Victor Peraino'S Kingdom Come - No Mans Land

Victor Peraino’s Kingdom Come – No Mans Land

82 / 100

With a loose science fiction concept, Victor Periano dominates ‘No Man’s Land’ with an arsenal of keyboards and electronic wizardry.

Written by: Eric

ARTIST: Victor Peraino’s Kingdom Come
ALBUM: No Mans Land
LABEL: Self Released
YEAR: 1975
CD REISSUE: Discogs Reissue List

LINEUP: Victor Peraino – lead vocals, mellotron, organ, moog, keyboards * Paul Rogerson – vocals, bass * Herman Daldin – bass * David Christian, Robert Mich – guitar * David Wild, Edward Howlehan – drums * Jon Marc Laflotte – flute, steel guitar, vocals

TRACK LISTING: 01 Sun Sets Sail * 02 Demon Of Love * 03 Empires Of Steel * 04 Tru * 05 Lady Of The Morning * 06 Garden Of Death * 07 Run Through Your Life * 08 At Last A Crew



Victor Peraino was the American keyboard player for Arthur Brown’s Kingdom Come, a band often overlooked in the pantheon of UK progressives. Following the group’s final (and best) album ‘Journey’, Victor Peraino returned to the U.S, Texas I believe and somehow retained the rights to the group name.

Details are sketchy, but according to legend only 100 copies of ‘No Man’s Land’ were pressed making this a major rarity selling for four figures more often than not. A follow-up EP ‘We’re Next’ was recorded and released in 1981 which is almost just as rare. Both releases were put together on CD in the ’90s which itself is becoming increasingly hard to find although the enterprising Italian hard rock/prog label Black Widow have a reissue lined up for later this year.

The Songs

With a loose science fiction concept, Victor Periano dominates ‘No Man’s Land’ with an arsenal of keyboards and electronic wizardry. Dripping with Mellotron, ‘Sun Sets Sail’ blasts off to the heart of the universe very much in the style of the Canadian FM and their ‘Black Noise’ opus. Borrowing from the Deep Purple academy of space truckin’ riffola ‘Demon Of Love’ is less interesting, although ‘Empires Of Steel’ is a far better proposition, mixing hard rock with orchestral synths bringing to mind spacey Krautrocker’s SFF.
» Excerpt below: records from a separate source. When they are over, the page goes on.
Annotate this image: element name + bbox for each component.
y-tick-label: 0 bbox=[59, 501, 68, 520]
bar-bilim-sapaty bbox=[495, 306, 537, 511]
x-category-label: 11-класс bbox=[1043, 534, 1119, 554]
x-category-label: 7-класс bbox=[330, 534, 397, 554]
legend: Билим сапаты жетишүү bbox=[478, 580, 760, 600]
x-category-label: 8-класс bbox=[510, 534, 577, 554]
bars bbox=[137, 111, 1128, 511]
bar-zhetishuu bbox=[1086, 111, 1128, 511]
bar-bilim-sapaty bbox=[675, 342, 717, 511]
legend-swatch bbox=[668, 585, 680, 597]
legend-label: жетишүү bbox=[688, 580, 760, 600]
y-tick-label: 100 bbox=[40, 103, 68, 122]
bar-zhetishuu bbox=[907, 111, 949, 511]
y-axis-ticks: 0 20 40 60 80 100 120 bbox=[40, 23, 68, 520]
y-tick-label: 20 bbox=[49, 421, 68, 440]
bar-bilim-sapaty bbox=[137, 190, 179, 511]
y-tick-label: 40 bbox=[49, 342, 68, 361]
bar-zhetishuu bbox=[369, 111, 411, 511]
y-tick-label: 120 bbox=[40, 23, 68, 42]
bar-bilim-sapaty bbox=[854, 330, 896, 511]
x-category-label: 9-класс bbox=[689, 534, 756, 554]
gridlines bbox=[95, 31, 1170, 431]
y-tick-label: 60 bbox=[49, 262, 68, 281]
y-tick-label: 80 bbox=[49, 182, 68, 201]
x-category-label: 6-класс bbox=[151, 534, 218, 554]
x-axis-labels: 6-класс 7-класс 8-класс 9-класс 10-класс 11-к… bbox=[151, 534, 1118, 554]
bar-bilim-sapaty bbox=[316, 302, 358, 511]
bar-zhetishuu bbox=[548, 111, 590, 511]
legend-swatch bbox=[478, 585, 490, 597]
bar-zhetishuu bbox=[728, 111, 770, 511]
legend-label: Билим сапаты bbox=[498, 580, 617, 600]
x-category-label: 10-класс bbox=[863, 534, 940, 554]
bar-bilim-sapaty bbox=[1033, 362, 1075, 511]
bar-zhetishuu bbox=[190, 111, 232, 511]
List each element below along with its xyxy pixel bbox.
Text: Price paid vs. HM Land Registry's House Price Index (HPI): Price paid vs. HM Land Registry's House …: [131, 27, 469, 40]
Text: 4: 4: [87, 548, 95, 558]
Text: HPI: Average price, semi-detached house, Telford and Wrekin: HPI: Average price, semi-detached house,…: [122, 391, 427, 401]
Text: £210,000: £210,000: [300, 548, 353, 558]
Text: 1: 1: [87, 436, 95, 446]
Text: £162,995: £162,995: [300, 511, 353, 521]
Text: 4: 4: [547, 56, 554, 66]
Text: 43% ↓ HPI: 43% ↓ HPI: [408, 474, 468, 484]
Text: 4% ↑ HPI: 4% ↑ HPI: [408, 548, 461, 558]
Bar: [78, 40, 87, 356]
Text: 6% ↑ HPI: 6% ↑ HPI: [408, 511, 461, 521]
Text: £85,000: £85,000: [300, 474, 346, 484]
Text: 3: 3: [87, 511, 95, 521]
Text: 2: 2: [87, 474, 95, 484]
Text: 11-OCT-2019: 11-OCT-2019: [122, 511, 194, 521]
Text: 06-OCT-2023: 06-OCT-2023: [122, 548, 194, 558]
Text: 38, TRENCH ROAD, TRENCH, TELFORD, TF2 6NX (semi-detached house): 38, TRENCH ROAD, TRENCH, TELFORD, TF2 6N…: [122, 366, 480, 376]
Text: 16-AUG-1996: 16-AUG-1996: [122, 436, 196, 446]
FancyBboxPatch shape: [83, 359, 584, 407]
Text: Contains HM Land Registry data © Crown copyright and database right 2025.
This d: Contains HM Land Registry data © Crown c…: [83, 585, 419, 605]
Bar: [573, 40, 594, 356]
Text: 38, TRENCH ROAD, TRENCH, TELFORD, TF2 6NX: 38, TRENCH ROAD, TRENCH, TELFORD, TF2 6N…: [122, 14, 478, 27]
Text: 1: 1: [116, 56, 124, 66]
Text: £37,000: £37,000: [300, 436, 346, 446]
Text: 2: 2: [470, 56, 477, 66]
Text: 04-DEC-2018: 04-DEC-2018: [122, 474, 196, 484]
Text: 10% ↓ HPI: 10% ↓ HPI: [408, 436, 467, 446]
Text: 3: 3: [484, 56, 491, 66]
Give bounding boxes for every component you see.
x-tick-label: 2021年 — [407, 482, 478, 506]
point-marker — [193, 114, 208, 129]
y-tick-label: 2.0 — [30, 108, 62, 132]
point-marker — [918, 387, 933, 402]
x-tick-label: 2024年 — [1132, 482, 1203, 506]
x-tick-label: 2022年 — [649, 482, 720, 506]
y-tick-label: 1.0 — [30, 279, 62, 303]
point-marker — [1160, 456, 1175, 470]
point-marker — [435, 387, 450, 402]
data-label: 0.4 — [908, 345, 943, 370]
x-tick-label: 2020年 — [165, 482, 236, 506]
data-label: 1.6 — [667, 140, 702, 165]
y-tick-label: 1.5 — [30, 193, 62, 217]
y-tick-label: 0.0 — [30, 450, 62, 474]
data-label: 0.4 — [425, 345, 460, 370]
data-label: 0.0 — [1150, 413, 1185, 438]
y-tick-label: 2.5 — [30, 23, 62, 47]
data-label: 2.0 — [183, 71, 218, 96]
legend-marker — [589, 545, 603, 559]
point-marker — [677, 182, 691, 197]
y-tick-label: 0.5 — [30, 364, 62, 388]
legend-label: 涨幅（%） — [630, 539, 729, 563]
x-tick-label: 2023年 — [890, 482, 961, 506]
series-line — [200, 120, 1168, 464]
More Mellotron on the mellow psych of ‘Tru’ and flute on ‘Lady Of The Morning’ swirling like a post-psych daymare although from here the sequence goes from bad to worse. ‘Garden Of Death’ is painfully weird as ‘Run Through Your Life’ unfolds like stale Hawkwind in need of Lemmy while ‘At Last A Crew’ just sort of drifts buy like Mars bound space junk as the album fizzles out into a self-created black hole.

In Summary

Despite a handful of good tracks, I’ve never been enamored with ‘No Man’s Land’ and the CD sounds terrible as it’s doubtful it was taken from the masters and is possibly a boot. Hopefully, the next reissue will be done properly. As far as the EP ‘We’re Next’ is concerned, don’t bother looking for it. A remake of ‘Demon Of Love’ is needlessly included with Peraino’s cover of Arthur Brown’s classic ‘Fire’ adding nothing to the original. Victor Peraino’s group toured in the early 80’s even making their way to L.A’s Troubadour club dressed in crazy sci-fi outfits which looked as ridiculous as the music they were promoting.